タワマンから見える景色は地獄のような天国な地獄

 キリスト系の保育園に通っていた。
昼寝をしたり、昼ごはんのときになんとかなんとかアーメンと言って食べたりしていたような記憶は朧気にある。
 圧倒的に鮮明に残っている記憶がある。
よく晴れた日にプールで遊んでいる。同じ組の子たちもいる。僕はプールから出て他の子達が遊んでいるのを見ている。なんとなく全身の筋肉に力を入れてみた。すると筋肉が震えだすのだが、全身を震わせているのでそれをみた保育園の先生が、「〇〇くんが寒そうにしてるからプール終わりー」と言ったのだ。「えー」とか「やだー」という声と共に冷たい視線が注がれているような気がした。
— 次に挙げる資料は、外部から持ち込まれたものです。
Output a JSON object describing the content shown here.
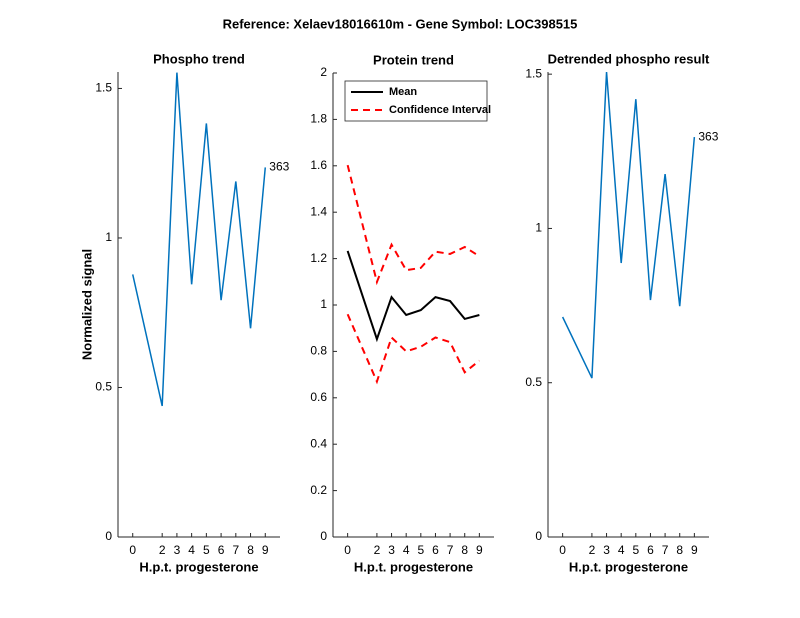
{
  "title": "Reference:  Xelaev18016610m - Gene Symbol:  LOC398515",
  "chart_data": [
    {
      "type": "line",
      "title": "Phospho trend",
      "xlabel": "H.p.t. progesterone",
      "ylabel": "Normalized signal",
      "x": [
        0,
        2,
        3,
        4,
        5,
        6,
        7,
        8,
        9
      ],
      "xlim": [
        -1,
        10
      ],
      "xticks": [
        0,
        2,
        3,
        4,
        5,
        6,
        7,
        8,
        9
      ],
      "ylim": [
        0,
        1.555
      ],
      "yticks": [
        0,
        0.5,
        1,
        1.5
      ],
      "annotation": "363",
      "series": [
        {
          "color": "#0072bd",
          "values": [
            0.878,
            0.438,
            1.553,
            0.845,
            1.383,
            0.792,
            1.189,
            0.698,
            1.236
          ]
        }
      ]
    },
    {
      "type": "line",
      "title": "Protein trend",
      "xlabel": "H.p.t. progesterone",
      "legend": "northwest",
      "x": [
        0,
        2,
        3,
        4,
        5,
        6,
        7,
        8,
        9
      ],
      "xlim": [
        -1,
        10
      ],
      "xticks": [
        0,
        2,
        3,
        4,
        5,
        6,
        7,
        8,
        9
      ],
      "ylim": [
        0,
        2
      ],
      "yticks": [
        0,
        0.2,
        0.4,
        0.6,
        0.8,
        1,
        1.2,
        1.4,
        1.6,
        1.8,
        2
      ],
      "series": [
        {
          "name": "Mean",
          "color": "#000000",
          "values": [
            1.233,
            0.853,
            1.034,
            0.957,
            0.978,
            1.034,
            1.017,
            0.94,
            0.957
          ]
        },
        {
          "name": "Confidence Interval",
          "color": "#ff0000",
          "dash": true,
          "values": [
            1.603,
            1.099,
            1.26,
            1.15,
            1.16,
            1.23,
            1.22,
            1.25,
            1.21
          ],
          "lower": [
            0.96,
            0.67,
            0.86,
            0.8,
            0.82,
            0.86,
            0.84,
            0.71,
            0.76
          ]
        }
      ]
    },
    {
      "type": "line",
      "title": "Detrended phospho result",
      "xlabel": "H.p.t. progesterone",
      "x": [
        0,
        2,
        3,
        4,
        5,
        6,
        7,
        8,
        9
      ],
      "xlim": [
        -1,
        10
      ],
      "xticks": [
        0,
        2,
        3,
        4,
        5,
        6,
        7,
        8,
        9
      ],
      "ylim": [
        0,
        1.507
      ],
      "yticks": [
        0,
        0.5,
        1,
        1.5
      ],
      "annotation": "363",
      "series": [
        {
          "color": "#0072bd",
          "values": [
            0.713,
            0.515,
            1.507,
            0.888,
            1.419,
            0.768,
            1.176,
            0.748,
            1.296
          ]
        }
      ]
    }
  ]
}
全く寒くなかったのに、自分の行動のせいで周りの空気が悪くなる(なっていたかもしれない)ということを初めて知った。
 あの空気ほど怖いものはない。
カラオケで自分しか知らない曲は歌えないし、1500円のリゾットを高っ!と声に出せない。こういう日は、今日はいい日だったとは思えない事が多い。

デリバリーのピックアップで居酒屋で待たされている金曜日の夜は地獄だ。でも頑張ったと思える事が多い。

もし大金持ちになったら、あの日の駅前のカラオケやイタリアンレストランに爆弾を落とそうと思う。